In chapter 14 of Queens of Noise, I write about how it must have felt for the Runaways to hold their own album in their hands for the first time. I finally got my own taste of that visceral validation this week, when I received a hardcover copy of Queens. Since my publisher decided to skip the galleys stage (!?), this was the first time I’d held the book in a bound form. It’s heavier than I expected — it is 360 pages long, after all. I hope the heft makes up for the brazenness of the cover — that they balance each other: Hey, it’s only rock’n’roll, but it’s history too. After almost four years of working on this book, it’s hard to believe it’s real. Cracking it open to random pages, I want to change every word.

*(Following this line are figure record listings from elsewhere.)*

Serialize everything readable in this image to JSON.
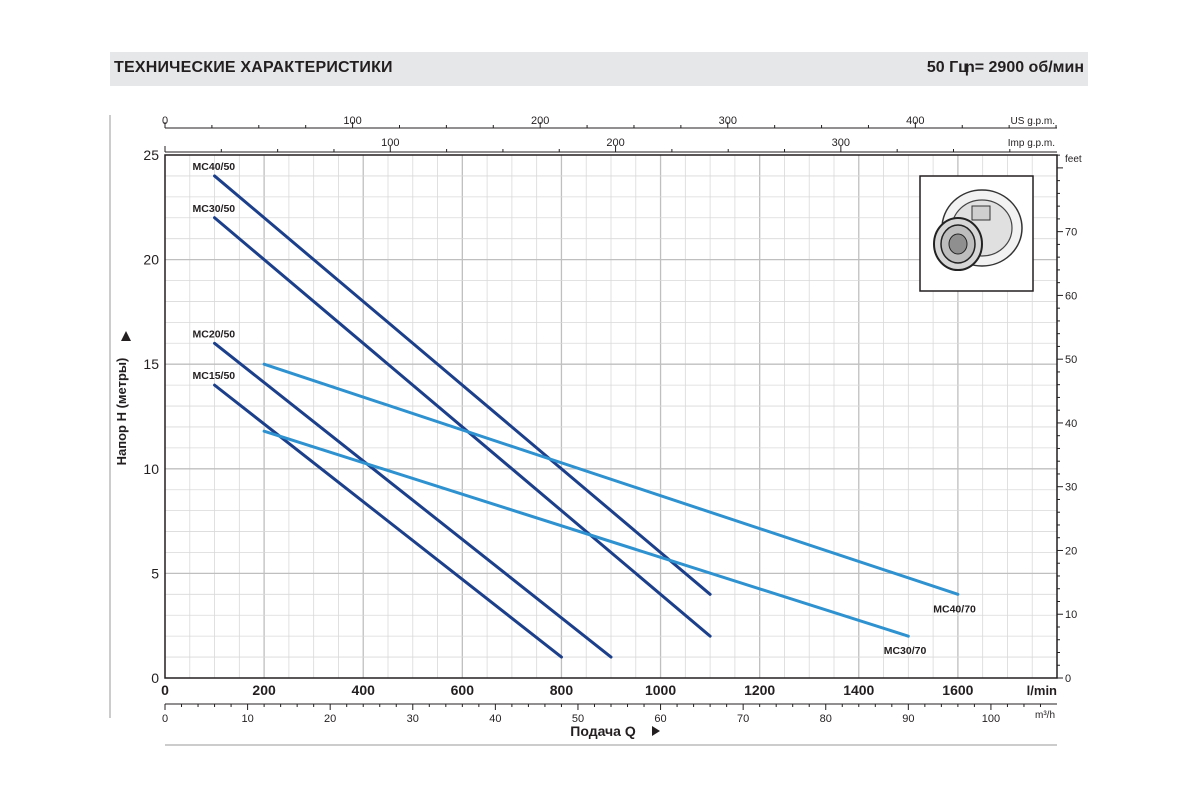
{
  "header": {
    "title": "ТЕХНИЧЕСКИЕ ХАРАКТЕРИСТИКИ",
    "frequency": "50 Гц",
    "speed": "n= 2900  об/мин"
  },
  "colors": {
    "series_50": "#1b3f8b",
    "series_70": "#2f92d0",
    "grid": "#d9d9d9",
    "grid_major": "#bfbfbf",
    "banner": "#e6e7e9"
  },
  "inset_image": {
    "icon": "pump-impeller-icon"
  },
  "chart_data": {
    "type": "line",
    "ylabel": "Напор H (метры)",
    "ylim": [
      0,
      25
    ],
    "y_ticks": [
      0,
      5,
      10,
      15,
      20,
      25
    ],
    "xlabel": "Подача Q",
    "x_unit": "l/min",
    "xlim": [
      0,
      1800
    ],
    "x_ticks": [
      0,
      200,
      400,
      600,
      800,
      1000,
      1200,
      1400,
      1600
    ],
    "secondary_x_bottom": {
      "unit": "m³/h",
      "ticks": [
        0,
        10,
        20,
        30,
        40,
        50,
        60,
        70,
        80,
        90,
        100
      ]
    },
    "secondary_x_top_us": {
      "unit": "US g.p.m.",
      "ticks": [
        0,
        100,
        200,
        300,
        400
      ]
    },
    "secondary_x_top_imp": {
      "unit": "Imp g.p.m.",
      "ticks": [
        100,
        200,
        300
      ]
    },
    "secondary_y_right": {
      "unit": "feet",
      "ticks": [
        0,
        10,
        20,
        30,
        40,
        50,
        60,
        70
      ]
    },
    "grid": true,
    "series": [
      {
        "name": "MC40/50",
        "group": "50",
        "label_pos": "start",
        "points": [
          [
            100,
            24
          ],
          [
            1100,
            4
          ]
        ]
      },
      {
        "name": "MC30/50",
        "group": "50",
        "label_pos": "start",
        "points": [
          [
            100,
            22
          ],
          [
            1100,
            2
          ]
        ]
      },
      {
        "name": "MC20/50",
        "group": "50",
        "label_pos": "start",
        "points": [
          [
            100,
            16
          ],
          [
            900,
            1
          ]
        ]
      },
      {
        "name": "MC15/50",
        "group": "50",
        "label_pos": "start",
        "points": [
          [
            100,
            14
          ],
          [
            800,
            1
          ]
        ]
      },
      {
        "name": "MC40/70",
        "group": "70",
        "label_pos": "end",
        "points": [
          [
            200,
            15
          ],
          [
            1600,
            4
          ]
        ]
      },
      {
        "name": "MC30/70",
        "group": "70",
        "label_pos": "end",
        "points": [
          [
            200,
            11.8
          ],
          [
            1500,
            2
          ]
        ]
      }
    ]
  }
}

But so far, readers are saying elsewise. Fans, some of whom got the book before I did after pre-ordering it on Amazon (I am in Paris; that didn’t make shipment to me easier), have been writing great things on Amazon, in chat rooms, to my Facebook. So far, even the people in the book — the toughest audience — like it. That’s intensely satisfying.

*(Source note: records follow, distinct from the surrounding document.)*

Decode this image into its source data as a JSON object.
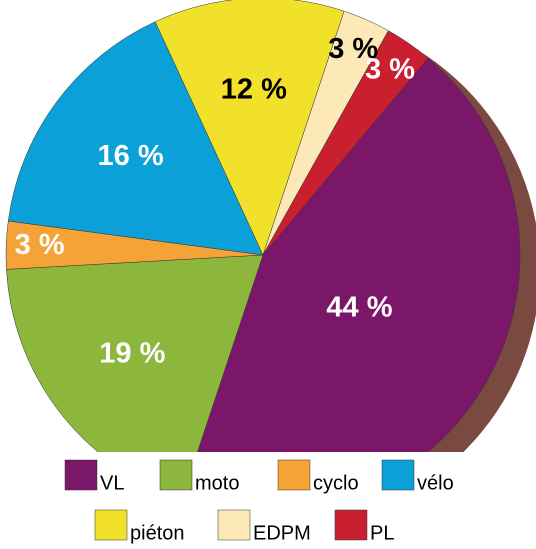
{
  "chart_data": {
    "type": "pie",
    "categories": [
      "VL",
      "moto",
      "cyclo",
      "vélo",
      "piéton",
      "EDPM",
      "PL"
    ],
    "values": [
      44,
      19,
      3,
      16,
      12,
      3,
      3
    ],
    "value_labels": [
      "44 %",
      "19 %",
      "3 %",
      "16 %",
      "12 %",
      "3 %",
      "3 %"
    ],
    "colors": [
      "#7b1769",
      "#8cb63c",
      "#f5a236",
      "#0ba1d8",
      "#f2e12b",
      "#fde8b8",
      "#c8202f"
    ],
    "label_colors": [
      "#ffffff",
      "#ffffff",
      "#ffffff",
      "#ffffff",
      "#000000",
      "#000000",
      "#ffffff"
    ],
    "legend": "bottom"
  }
}
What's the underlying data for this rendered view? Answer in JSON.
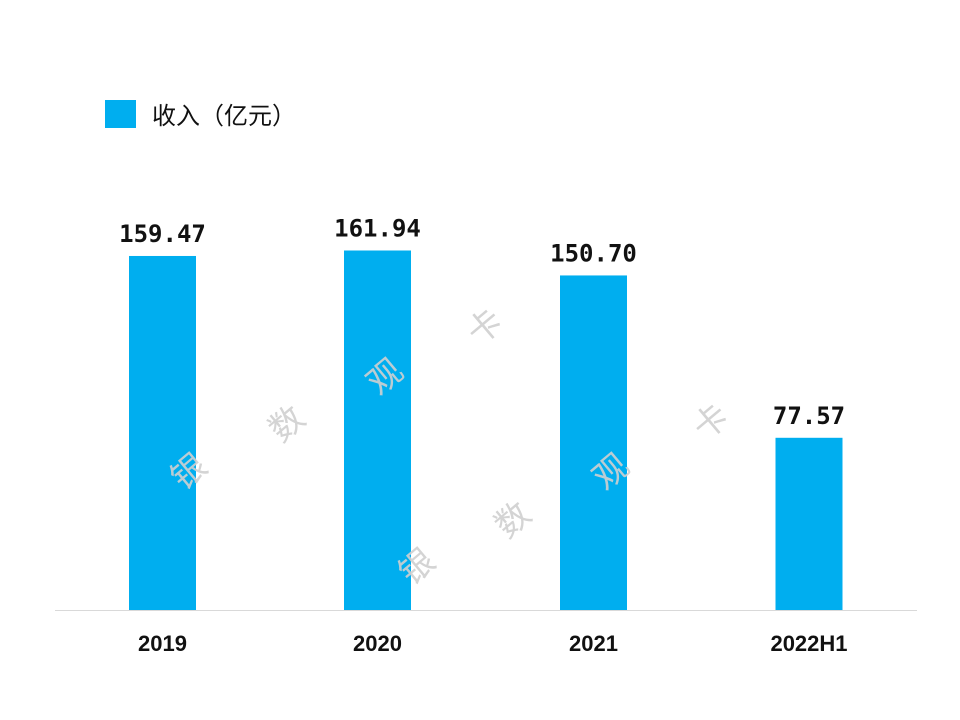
{
  "chart_data": {
    "type": "bar",
    "categories": [
      "2019",
      "2020",
      "2021",
      "2022H1"
    ],
    "series": [
      {
        "name": "收入（亿元）",
        "values": [
          159.47,
          161.94,
          150.7,
          77.57
        ]
      }
    ],
    "data_labels": [
      "159.47",
      "161.94",
      "150.70",
      "77.57"
    ],
    "ylim": [
      0,
      180
    ],
    "grid": false,
    "legend_position": "top-left",
    "colors": {
      "bar": "#00AEEF",
      "baseline": "#d9d9d9"
    }
  },
  "watermark": {
    "chars": [
      "银",
      "数",
      "观",
      "卡"
    ]
  }
}
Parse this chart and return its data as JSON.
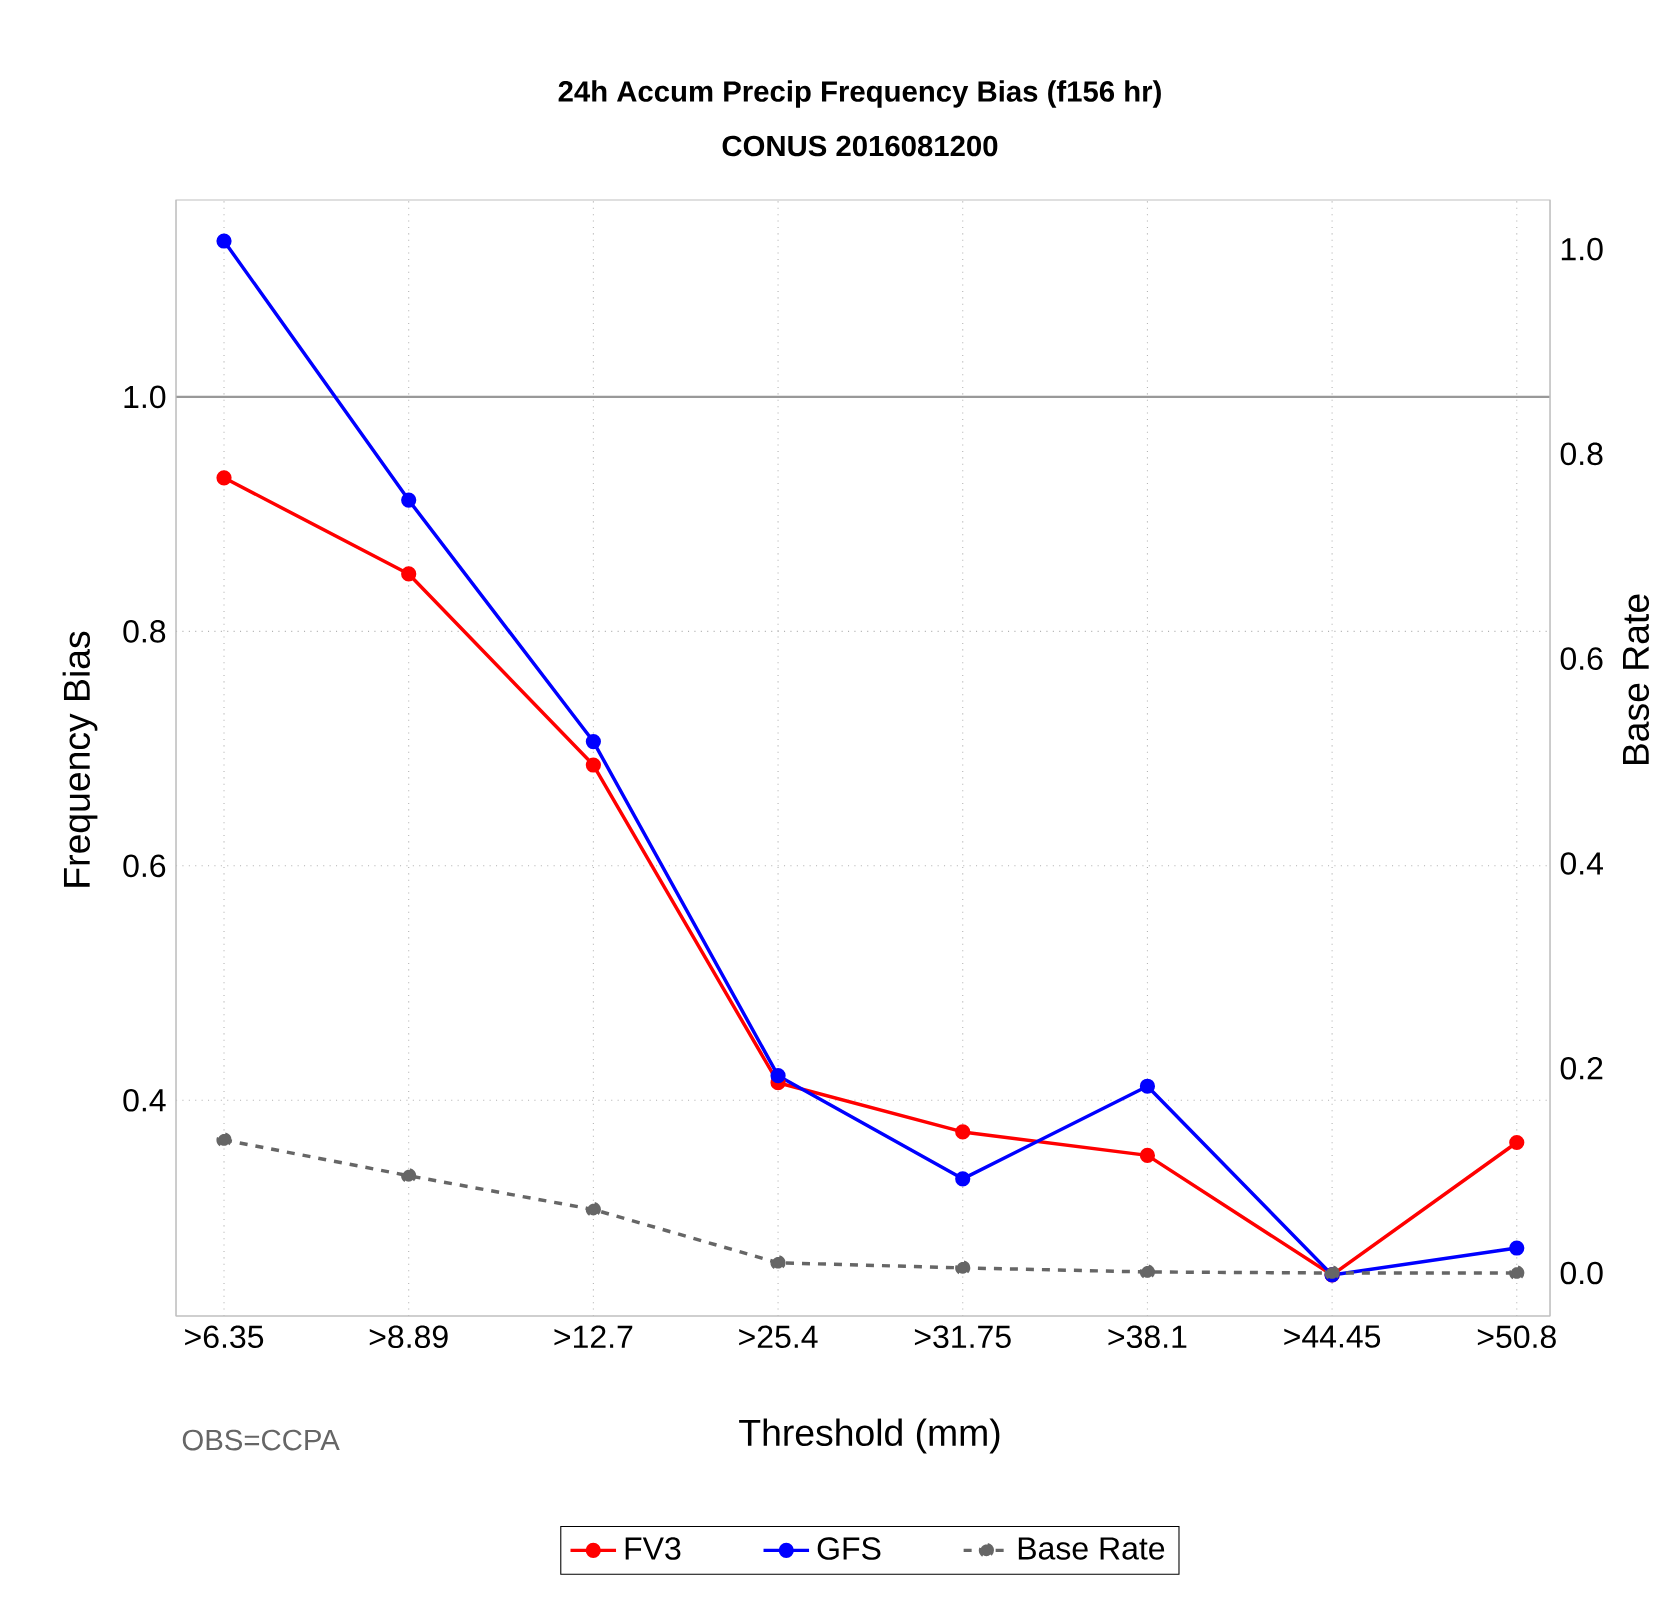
{
  "chart_data": {
    "type": "line",
    "title": "24h Accum Precip Frequency Bias (f156 hr)",
    "subtitle": "CONUS 2016081200",
    "xlabel": "Threshold (mm)",
    "ylabel": "Frequency Bias",
    "y2label": "Base Rate",
    "categories": [
      ">6.35",
      ">8.89",
      ">12.7",
      ">25.4",
      ">31.75",
      ">38.1",
      ">44.45",
      ">50.8"
    ],
    "series": [
      {
        "name": "FV3",
        "color": "#ff0000",
        "values": [
          0.931,
          0.849,
          0.686,
          0.415,
          0.373,
          0.353,
          0.251,
          0.364
        ]
      },
      {
        "name": "GFS",
        "color": "#0000ff",
        "values": [
          1.133,
          0.912,
          0.706,
          0.421,
          0.333,
          0.412,
          0.251,
          0.274
        ]
      },
      {
        "name": "Base Rate",
        "color": "#666666",
        "axis": "y2",
        "line_style": "dashed",
        "values": [
          0.13,
          0.095,
          0.062,
          0.01,
          0.005,
          0.001,
          0.0,
          0.0
        ]
      }
    ],
    "ylim": [
      0.216,
      1.168
    ],
    "yticks": [
      0.4,
      0.6,
      0.8,
      {
        "value": 1.0,
        "label": "1.0"
      }
    ],
    "y2lim": [
      -0.042,
      1.048
    ],
    "y2ticks": [
      {
        "value": 0.0,
        "label": "0.0"
      },
      0.2,
      0.4,
      0.6,
      0.8,
      {
        "value": 1.0,
        "label": "1.0"
      }
    ],
    "ref_lines": [
      {
        "axis": "y",
        "value": 1.0,
        "color": "#999999"
      }
    ],
    "annotations": [
      "OBS=CCPA"
    ],
    "grid": true,
    "legend": "bottom",
    "marker": "circle",
    "line_style": "solid"
  }
}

I hope Joan, Sandy, Lita, Cherie, and Jackie got to feel some of that same sense of accomplishment when The Runaways was released. Nothing ventured, nothing gained. Those girls took a lot of shit for sticking their necks out. In a sense, Queens is about what we can all learn from the risks they took. “Where you stumble, there lies your treasure,” says Joseph Campbell. If Queens succeeds, it’s because of the richness of its subject.